Vervolgens is het onderzoek gesloten.
Overwegingen
1. De in de eerste grief opgeworpen vragen over de aanwijzing van Algerije als veilig land van herkomst, heeft de Afdeling bij uitspraak van 1 februari 2017, ECLI:NL:RVS:2017:210, beantwoord. De Afdeling heeft geconcludeerd dat de staatssecretaris Algerije terecht heeft aangewezen als veilig land van herkomst. De in deze zaak ingebrachte informatie leidt niet tot een ander oordeel. 1.1. De eerste grief slaagt.
2. In zijn tweede grief klaagt de staatssecretaris dat de rechtbank ten onrechte heeft overwogen dat hij onvoldoende heeft onderzocht of in Algerije door de autoriteiten in het algemeen bescherming wordt geboden tegen de door hem geloofwaardig geachte problemen van de vreemdeling. Onder verwijzing naar zijn eerste grief voert hij aan dat hij deugdelijk heeft gemotiveerd dat de vreemdeling tegen zijn geloofwaardig geachte problemen de bescherming van de autoriteiten kan inroepen en dat de vreemdeling dit heeft nagelaten.
2.1. Gelet op hetgeen hiervoor is overwogen over de aanwijzing van Algerije als veilig land van herkomst, bestaat een algemeen rechtsvermoeden dat vreemdelingen uit Algerije geen bescherming nodig hebben. Het ligt op de weg van de vreemdeling om aannemelijk te maken dat Algerije in zijn specifieke omstandigheden toch niet veilig is. Wegens voornoemd rechtsvermoeden geldt daarbij een hoge drempel. Dit laat onverlet dat de staatssecretaris hetgeen de vreemdeling aanvoert over zijn specifieke individuele omstandigheden zal moeten onderzoeken en zal moeten motiveren of dit er al dan niet toe leidt dat Algerije voor de vreemdeling niet veilig is.

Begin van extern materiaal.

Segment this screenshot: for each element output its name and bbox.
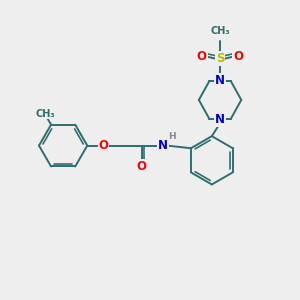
- Text: CH₃: CH₃: [36, 109, 56, 118]
- Text: O: O: [197, 50, 207, 63]
- Text: N: N: [158, 139, 168, 152]
- Text: N: N: [215, 112, 225, 126]
- Text: S: S: [216, 52, 224, 65]
- Text: O: O: [137, 160, 147, 173]
- Text: O: O: [233, 50, 243, 63]
- Text: O: O: [98, 139, 109, 152]
- Text: N: N: [215, 74, 225, 87]
- Text: CH₃: CH₃: [210, 26, 230, 36]
- Text: H: H: [168, 133, 175, 142]
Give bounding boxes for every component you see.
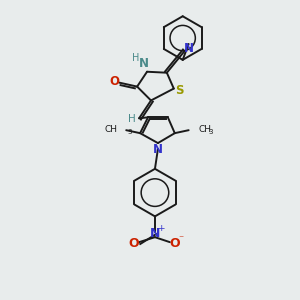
Text: N: N [139,57,149,70]
Text: CH: CH [104,125,117,134]
Text: 3: 3 [127,129,131,135]
Text: O: O [169,237,180,250]
Text: N: N [150,227,160,240]
Text: N: N [184,42,194,56]
Text: CH: CH [199,125,212,134]
Text: H: H [132,53,140,63]
Text: O: O [129,237,140,250]
Text: ⁻: ⁻ [178,234,183,244]
Text: S: S [176,84,184,97]
Text: +: + [157,224,165,233]
Text: N: N [153,142,163,155]
Text: 3: 3 [208,129,213,135]
Text: H: H [128,114,136,124]
Text: O: O [109,75,119,88]
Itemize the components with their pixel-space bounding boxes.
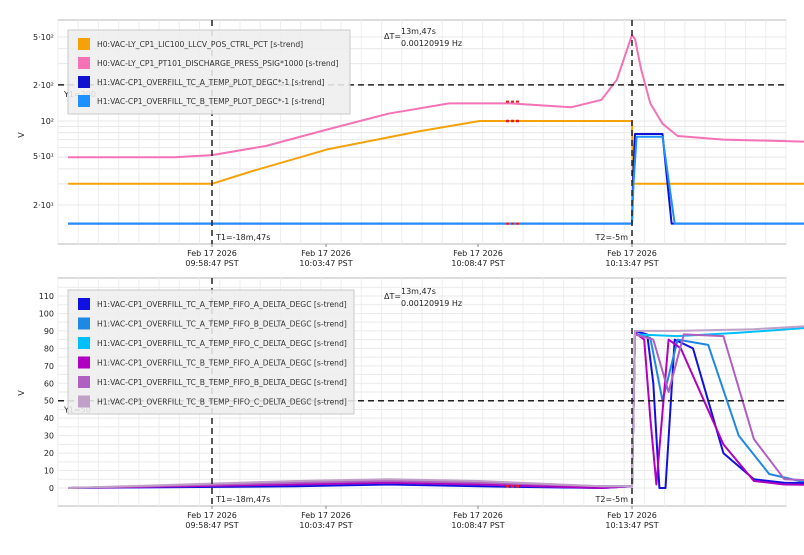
legend-box [67, 29, 351, 115]
series-line-3 [68, 331, 804, 489]
legend-swatch [78, 376, 90, 388]
x-tick-date: Feb 17 2026 [453, 511, 503, 520]
legend-swatch [78, 95, 90, 107]
y-tick-label: 80 [44, 344, 54, 353]
legend-entry: H1:VAC-CP1_OVERFILL_TC_A_TEMP_FIFO_A_DEL… [97, 300, 347, 309]
x-tick-date: Feb 17 2026 [453, 249, 503, 258]
legend-entry: H1:VAC-CP1_OVERFILL_TC_B_TEMP_FIFO_B_DEL… [97, 378, 347, 387]
cursor-t1-label: T1=-18m,47s [215, 233, 270, 242]
x-tick-time: 10:13:47 PST [605, 259, 658, 268]
x-tick-date: Feb 17 2026 [607, 249, 657, 258]
x-tick-time: 10:03:47 PST [299, 259, 352, 268]
legend-entry: H1:VAC-CP1_OVERFILL_TC_B_TEMP_FIFO_C_DEL… [97, 398, 347, 407]
y-tick-label: 2·10² [33, 81, 54, 90]
y-tick-label: 50 [44, 397, 54, 406]
y-tick-label: 20 [44, 449, 54, 458]
legend-entry: H1:VAC-CP1_OVERFILL_TC_A_TEMP_FIFO_B_DEL… [97, 320, 347, 329]
y-tick-label: 100 [39, 309, 54, 318]
legend-swatch [78, 317, 90, 330]
y-tick-label: 30 [44, 432, 54, 441]
legend-swatch [78, 57, 90, 69]
y-tick-label: 40 [44, 414, 54, 423]
delta-frequency: 0.00120919 Hz [401, 39, 462, 48]
legend-swatch [78, 38, 90, 50]
delta-frequency: 0.00120919 Hz [401, 299, 462, 308]
x-tick-date: Feb 17 2026 [607, 511, 657, 520]
delta-value: 13m,47s [401, 287, 436, 296]
y-tick-label: 60 [44, 379, 54, 388]
x-tick-date: Feb 17 2026 [187, 249, 237, 258]
x-tick-time: 10:13:47 PST [605, 521, 658, 530]
series-line-5 [68, 325, 804, 489]
legend-swatch [78, 356, 90, 369]
legend-entry: H1:VAC-CP1_OVERFILL_TC_B_TEMP_PLOT_DEGC*… [97, 97, 325, 106]
x-tick-time: 10:03:47 PST [299, 521, 352, 530]
legend-entry: H0:VAC-LY_CP1_LIC100_LLCV_POS_CTRL_PCT [… [97, 40, 303, 49]
delta-value: 13m,47s [401, 27, 436, 36]
y-tick-label: 70 [44, 362, 54, 371]
legend: H0:VAC-LY_CP1_LIC100_LLCV_POS_CTRL_PCT [… [67, 29, 351, 115]
y-tick-label: 10² [41, 117, 54, 126]
series-group [68, 325, 804, 489]
series-line-0 [68, 329, 804, 489]
y-axis-label: V [17, 132, 26, 138]
delta-label: ΔT= [384, 32, 401, 41]
y-axis-label: V [17, 390, 26, 396]
legend-entry: H1:VAC-CP1_OVERFILL_TC_B_TEMP_FIFO_A_DEL… [97, 359, 347, 368]
y-tick-label: 110 [39, 292, 54, 301]
delta-readout: ΔT=13m,47s 0.00120919 Hz [384, 27, 462, 48]
y-tick-label: 90 [44, 327, 54, 336]
x-tick-time: 10:08:47 PST [451, 259, 504, 268]
legend-swatch [78, 76, 90, 88]
legend-box [67, 289, 355, 415]
series-line-1 [68, 34, 804, 159]
legend-entry: H1:VAC-CP1_OVERFILL_TC_A_TEMP_FIFO_C_DEL… [97, 339, 347, 348]
x-tick-time: 09:58:47 PST [185, 259, 238, 268]
y-tick-label: 5·10² [33, 33, 54, 42]
y-axis: 5·10² 2·10² 10² 5·10¹ 2·10¹ V [17, 33, 54, 210]
legend-entry: H1:VAC-CP1_OVERFILL_TC_A_TEMP_PLOT_DEGC*… [97, 78, 325, 87]
delta-readout: ΔT=13m,47s 0.00120919 Hz [384, 287, 462, 308]
x-tick-date: Feb 17 2026 [301, 511, 351, 520]
x-tick-time: 10:08:47 PST [451, 521, 504, 530]
x-tick-date: Feb 17 2026 [187, 511, 237, 520]
legend-entry: H0:VAC-LY_CP1_PT101_DISCHARGE_PRESS_PSIG… [97, 59, 339, 68]
x-tick-date: Feb 17 2026 [301, 249, 351, 258]
cursor-t2-label: T2=-5m [595, 495, 629, 504]
y-tick-label: 2·10¹ [33, 201, 54, 210]
y-tick-label: 0 [49, 484, 54, 493]
y-tick-label: 10 [44, 467, 54, 476]
cursor-t2-label: T2=-5m [595, 233, 629, 242]
y-tick-label: 5·10¹ [33, 152, 54, 161]
delta-label: ΔT= [384, 292, 401, 301]
series-line-3 [68, 135, 804, 225]
x-tick-time: 09:58:47 PST [185, 521, 238, 530]
legend: H1:VAC-CP1_OVERFILL_TC_A_TEMP_FIFO_A_DEL… [67, 289, 355, 415]
legend-swatch [78, 337, 90, 349]
legend-swatch [78, 395, 90, 408]
cursor-t1-label: T1=-18m,47s [215, 495, 270, 504]
legend-swatch [78, 298, 90, 310]
series-line-4 [68, 333, 804, 489]
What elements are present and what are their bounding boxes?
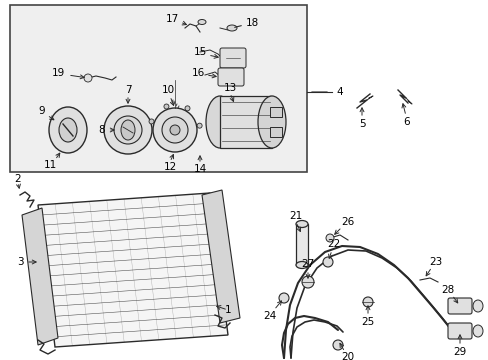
Text: 26: 26: [341, 217, 354, 227]
Text: 3: 3: [17, 257, 23, 267]
Polygon shape: [38, 193, 227, 347]
Ellipse shape: [205, 96, 234, 148]
Bar: [220, 96, 271, 148]
Ellipse shape: [472, 325, 482, 337]
Text: 2: 2: [15, 174, 21, 184]
Circle shape: [84, 74, 92, 82]
Text: 13: 13: [223, 83, 236, 93]
Ellipse shape: [59, 118, 77, 142]
Text: 14: 14: [193, 164, 206, 174]
Bar: [269, 127, 282, 137]
Ellipse shape: [472, 300, 482, 312]
Bar: [295, 224, 307, 265]
Ellipse shape: [121, 120, 135, 140]
Text: 6: 6: [403, 117, 409, 127]
Text: 17: 17: [165, 14, 178, 24]
Text: 20: 20: [341, 352, 354, 360]
Circle shape: [362, 297, 372, 307]
Bar: [10, 5, 306, 172]
Circle shape: [163, 104, 168, 109]
Text: 5: 5: [358, 119, 365, 129]
Ellipse shape: [49, 107, 87, 153]
Text: 24: 24: [263, 311, 276, 321]
Polygon shape: [202, 190, 240, 323]
Circle shape: [104, 106, 152, 154]
Text: 22: 22: [326, 239, 340, 249]
Text: 4: 4: [336, 87, 343, 97]
Circle shape: [162, 117, 187, 143]
Circle shape: [153, 108, 197, 152]
Ellipse shape: [295, 220, 307, 228]
Text: 25: 25: [361, 317, 374, 327]
Text: 27: 27: [301, 259, 314, 269]
Text: 10: 10: [161, 85, 174, 95]
Ellipse shape: [226, 25, 237, 31]
Text: 19: 19: [51, 68, 64, 78]
Text: 23: 23: [428, 257, 442, 267]
Polygon shape: [22, 208, 58, 345]
Circle shape: [323, 257, 332, 267]
Text: 8: 8: [99, 125, 105, 135]
Text: 12: 12: [163, 162, 176, 172]
FancyBboxPatch shape: [447, 323, 471, 339]
Text: 18: 18: [245, 18, 258, 28]
FancyBboxPatch shape: [218, 68, 244, 86]
Text: 11: 11: [43, 160, 57, 170]
Text: 1: 1: [224, 305, 231, 315]
Text: 15: 15: [193, 47, 206, 57]
Text: 9: 9: [39, 106, 45, 116]
Text: 29: 29: [452, 347, 466, 357]
Circle shape: [332, 340, 342, 350]
Circle shape: [325, 234, 333, 242]
FancyBboxPatch shape: [220, 48, 245, 68]
Circle shape: [170, 125, 180, 135]
Ellipse shape: [198, 19, 205, 24]
Circle shape: [149, 119, 154, 124]
Ellipse shape: [258, 96, 285, 148]
Circle shape: [279, 293, 288, 303]
Circle shape: [302, 276, 313, 288]
Text: 16: 16: [191, 68, 204, 78]
Text: 21: 21: [289, 211, 302, 221]
FancyBboxPatch shape: [447, 298, 471, 314]
Circle shape: [114, 116, 142, 144]
Circle shape: [184, 106, 190, 111]
Bar: [269, 107, 282, 117]
Text: 7: 7: [124, 85, 131, 95]
Text: 28: 28: [441, 285, 454, 295]
Ellipse shape: [295, 261, 307, 269]
Circle shape: [197, 123, 202, 128]
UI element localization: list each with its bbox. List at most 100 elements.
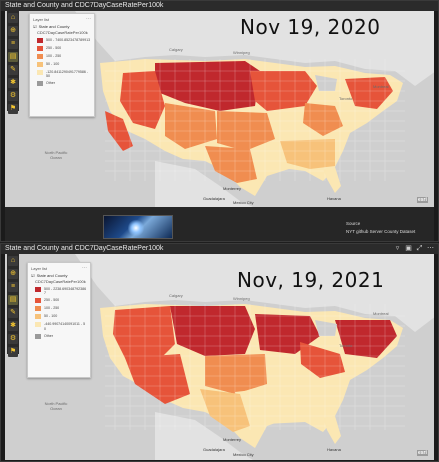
legend-class-row: 100 - 250 xyxy=(37,54,91,59)
legend-panel: Layer list ⋯ ☑ State and County CDC7DayC… xyxy=(27,262,91,378)
map-label-toronto: Toronto xyxy=(339,343,353,348)
legend-swatch xyxy=(35,333,41,339)
legend-swatch xyxy=(37,54,43,59)
source-footer: Source NYT github Server County Dataset xyxy=(5,207,434,241)
filter-icon[interactable]: ▿ xyxy=(395,245,400,252)
checkbox-icon[interactable]: ☑ xyxy=(33,24,37,29)
map-label-montreal: Montreal xyxy=(373,311,389,316)
legend-class-row: Other xyxy=(37,81,91,87)
panel-title-bar: State and County and CDC7DayCaseRatePer1… xyxy=(1,1,438,11)
legend-icon[interactable]: ▤ xyxy=(8,295,18,305)
legend-class-label: 50 - 100 xyxy=(46,62,60,66)
layers-icon[interactable]: ▣ xyxy=(405,245,412,252)
legend-swatch xyxy=(35,298,41,304)
map-label-guadalajara: Guadalajara xyxy=(203,447,225,452)
legend-class-row: 50 - 100 xyxy=(37,62,91,67)
legend-field-name: CDC7DayCaseRatePer100k xyxy=(37,30,88,35)
land-mexico xyxy=(155,412,253,460)
map-canvas[interactable] xyxy=(5,254,434,460)
legend-swatch xyxy=(37,38,43,43)
map-label-mexico-city: Mexico City xyxy=(233,452,254,457)
panel-title: State and County and CDC7DayCaseRatePer1… xyxy=(5,2,164,9)
map-label-winnipeg: Winnipeg xyxy=(233,296,250,301)
zoom-icon[interactable]: ⊕ xyxy=(8,269,18,279)
map-label-monterrey: Monterrey xyxy=(223,437,242,442)
legend-class-row: 500 - 2238.6903487923867 xyxy=(35,287,87,295)
map-view[interactable]: Nov, 19, 2021 Calgary Winnipeg Toronto M… xyxy=(5,254,434,460)
edit-icon[interactable]: ✎ xyxy=(8,308,18,318)
home-icon[interactable]: ⌂ xyxy=(8,13,18,23)
date-label: Nov 19, 2020 xyxy=(240,15,381,39)
mid-rockies xyxy=(165,103,217,149)
land-mexico xyxy=(155,161,253,207)
legend-class-label: -440.99074140091011 - 50 xyxy=(44,322,86,331)
legend-header-label: Layer list xyxy=(31,265,48,271)
hot-northwest xyxy=(113,306,175,364)
map-label-winnipeg: Winnipeg xyxy=(233,50,250,55)
esri-logo: esri xyxy=(417,450,428,456)
map-label-havana: Havana xyxy=(327,447,341,452)
legend-class-row: -120.8411290491779586 - 50 xyxy=(37,70,91,78)
land-canada xyxy=(75,11,434,86)
zoom-icon[interactable]: ⊕ xyxy=(8,26,18,36)
legend-class-label: -120.8411290491779586 - 50 xyxy=(46,70,89,79)
legend-swatch xyxy=(35,322,41,328)
settings-icon[interactable]: ✱ xyxy=(8,321,18,331)
list-icon[interactable]: ≡ xyxy=(8,39,18,49)
map-view[interactable]: Nov 19, 2020 Calgary Winnipeg Toronto Mo… xyxy=(5,11,434,207)
edit-icon[interactable]: ✎ xyxy=(8,65,18,75)
northeast xyxy=(335,320,397,358)
checkbox-icon[interactable]: ☑ xyxy=(31,273,35,278)
legend-header: Layer list ⋯ xyxy=(33,16,91,22)
mid-central xyxy=(205,354,267,394)
map-label-monterrey: Monterrey xyxy=(223,186,242,191)
great-lakes xyxy=(315,75,337,91)
legend-layer[interactable]: ☑ State and County xyxy=(31,273,87,278)
map-label-havana: Havana xyxy=(327,196,341,201)
legend-class-label: 100 - 250 xyxy=(44,306,60,311)
settings-icon[interactable]: ✱ xyxy=(8,78,18,88)
bookmark-icon[interactable]: ⚑ xyxy=(8,104,18,114)
legend-class-row: 50 - 100 xyxy=(35,314,87,320)
legend-header: Layer list ⋯ xyxy=(31,265,87,271)
legend-layer-name: State and County xyxy=(36,273,68,278)
map-label-montreal: Montreal xyxy=(373,84,389,89)
map-label-calgary: Calgary xyxy=(169,293,183,298)
home-icon[interactable]: ⌂ xyxy=(8,256,18,266)
map-label-ocean: North Pacific Ocean xyxy=(44,401,68,411)
map-toolbar: ⌂ ⊕ ≡ ▤ ✎ ✱ ⚙ ⚑ xyxy=(7,11,19,114)
legend-swatch xyxy=(37,46,43,51)
list-icon[interactable]: ≡ xyxy=(8,282,18,292)
land-canada xyxy=(75,254,434,332)
legend-menu-icon[interactable]: ⋯ xyxy=(86,16,91,22)
more-icon[interactable]: ⋯ xyxy=(427,245,434,252)
legend-panel: Layer list ⋯ ☑ State and County CDC7DayC… xyxy=(29,13,95,117)
light-texas xyxy=(200,389,250,432)
legend-swatch xyxy=(37,70,43,75)
bookmark-icon[interactable]: ⚑ xyxy=(8,347,18,357)
legend-layer[interactable]: ☑ State and County xyxy=(33,24,91,29)
legend-class-label: 100 - 250 xyxy=(46,54,62,58)
legend-menu-icon[interactable]: ⋯ xyxy=(82,265,87,271)
date-label: Nov, 19, 2021 xyxy=(237,268,385,292)
panel-title: State and County and CDC7DayCaseRatePer1… xyxy=(5,245,164,252)
gear-icon[interactable]: ⚙ xyxy=(8,91,18,101)
legend-swatch xyxy=(37,62,43,67)
florida xyxy=(323,167,341,193)
legend-class-label: 500 - 2238.6903487923867 xyxy=(44,287,87,296)
thumbnail-image xyxy=(103,215,173,239)
legend-icon[interactable]: ▤ xyxy=(8,52,18,62)
source-title: Source xyxy=(346,221,361,226)
expand-icon[interactable]: ⤢ xyxy=(416,245,423,252)
legend-swatch xyxy=(35,306,41,312)
legend-header-label: Layer list xyxy=(33,16,50,22)
esri-logo: esri xyxy=(417,197,428,203)
legend-class-row: 500 - 7400.8523478789913 xyxy=(37,38,91,43)
map-panel-2020: State and County and CDC7DayCaseRatePer1… xyxy=(0,0,439,242)
gear-icon[interactable]: ⚙ xyxy=(8,334,18,344)
map-canvas[interactable] xyxy=(5,11,434,207)
hot-north-plains xyxy=(170,306,255,356)
map-panel-2021: State and County and CDC7DayCaseRatePer1… xyxy=(0,243,439,462)
legend-class-label: Other xyxy=(44,333,53,338)
title-bar-icons: ▿ ▣ ⤢ ⋯ xyxy=(394,245,434,252)
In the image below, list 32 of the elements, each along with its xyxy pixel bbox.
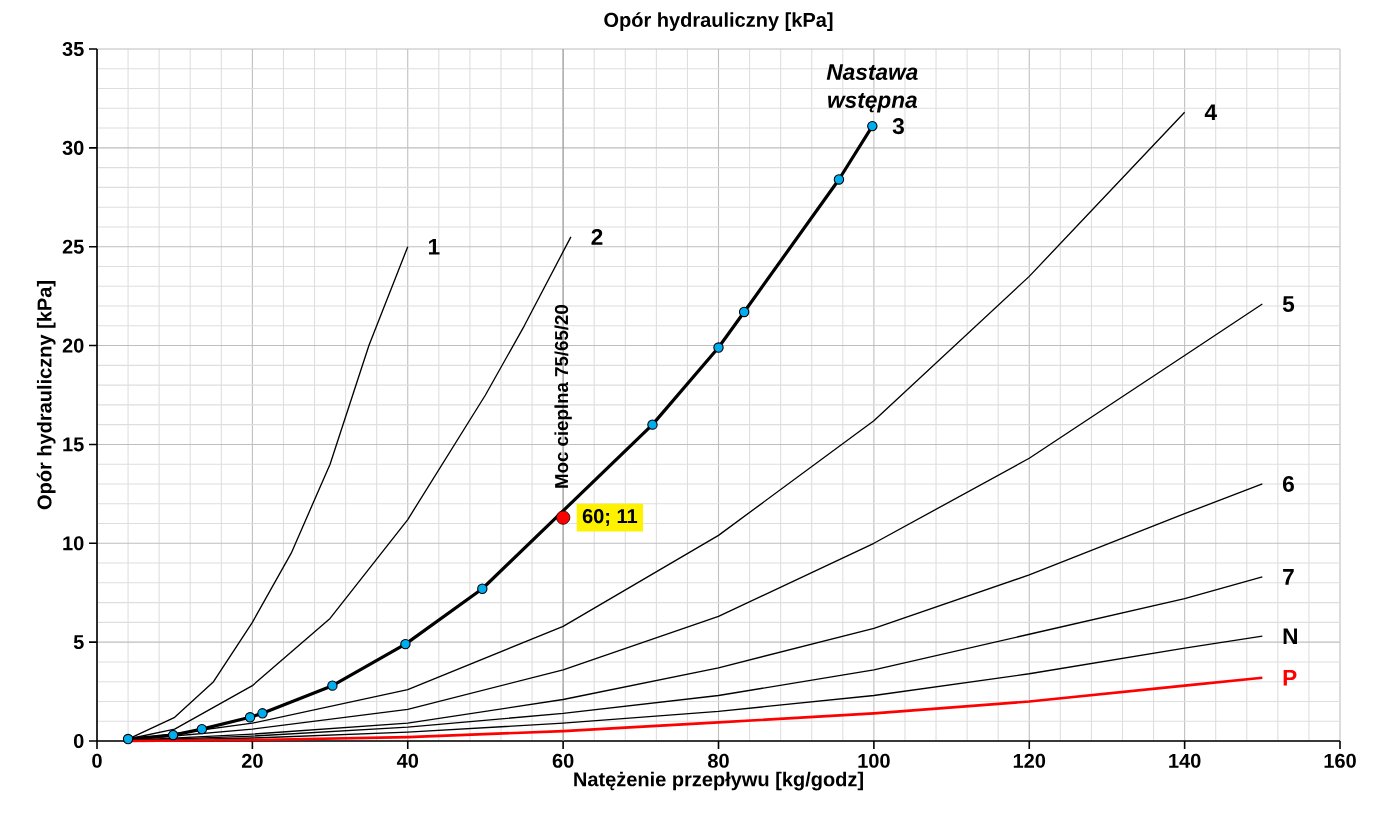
x-tick-label: 40 xyxy=(396,753,419,768)
chart-title: Opór hydrauliczny [kPa] xyxy=(604,12,833,31)
y-tick-label: 15 xyxy=(63,437,84,452)
y-tick-label: 35 xyxy=(62,41,84,57)
series-label: 5 xyxy=(1282,296,1295,312)
x-tick-label: 20 xyxy=(241,753,263,768)
ref-line-label: Moc cieplna 75/65/20 xyxy=(554,305,572,488)
series-label: P xyxy=(1283,669,1297,686)
y-tick-label: 30 xyxy=(62,140,84,155)
x-tick-label: 0 xyxy=(92,753,102,768)
annotation: 60; 11 xyxy=(582,509,638,527)
y-tick-label: 20 xyxy=(62,338,84,353)
annotation: Nastawa wstępna xyxy=(826,64,918,113)
y-tick-label: 25 xyxy=(62,239,84,254)
y-axis-title: Opór hydrauliczny [kPa] xyxy=(36,281,56,510)
x-tick-label: 100 xyxy=(858,753,890,768)
x-tick-label: 80 xyxy=(708,753,729,768)
series-label: 1 xyxy=(428,238,440,255)
x-tick-label: 160 xyxy=(1324,753,1356,768)
y-tick-label: 0 xyxy=(73,733,84,749)
series-label: 3 xyxy=(892,118,904,135)
y-tick-label: 5 xyxy=(73,635,84,650)
x-tick-label: 120 xyxy=(1013,753,1046,768)
series-label: 6 xyxy=(1282,475,1294,492)
x-tick-label: 60 xyxy=(552,753,574,768)
series-label: N xyxy=(1283,628,1297,645)
x-tick-label: 140 xyxy=(1169,753,1201,768)
y-tick-label: 10 xyxy=(63,536,84,551)
series-label: 7 xyxy=(1283,569,1294,585)
series-label: 2 xyxy=(591,228,603,245)
x-axis-title: Natężenie przepływu [kg/godz] xyxy=(574,771,863,791)
series-label: 4 xyxy=(1204,104,1217,121)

2.2. De vreemdeling heeft verklaard dat hij zich niet voor bescherming tot de politie heeft gewend omdat hij ervan overtuigd is dat zij niets voor hem zullen doen. Verder heeft de vreemdeling in beroep aangevoerd dat hij vreest voor de politie. Nu de vreemdeling niet heeft toegelicht waarop die overtuiging en vrees zijn gebaseerd, heeft de staatssecretaris zich terecht op het standpunt gesteld dat de vreemdeling niet aannemelijk heeft gemaakt dat in zijn geval geen bescherming kan worden geboden tegen zijn geloofwaardig geachte problemen, reeds omdat hij zich niet tot de autoriteiten heeft gewend om daartegen bescherming te vragen, terwijl dit wel van hem verwacht mocht worden.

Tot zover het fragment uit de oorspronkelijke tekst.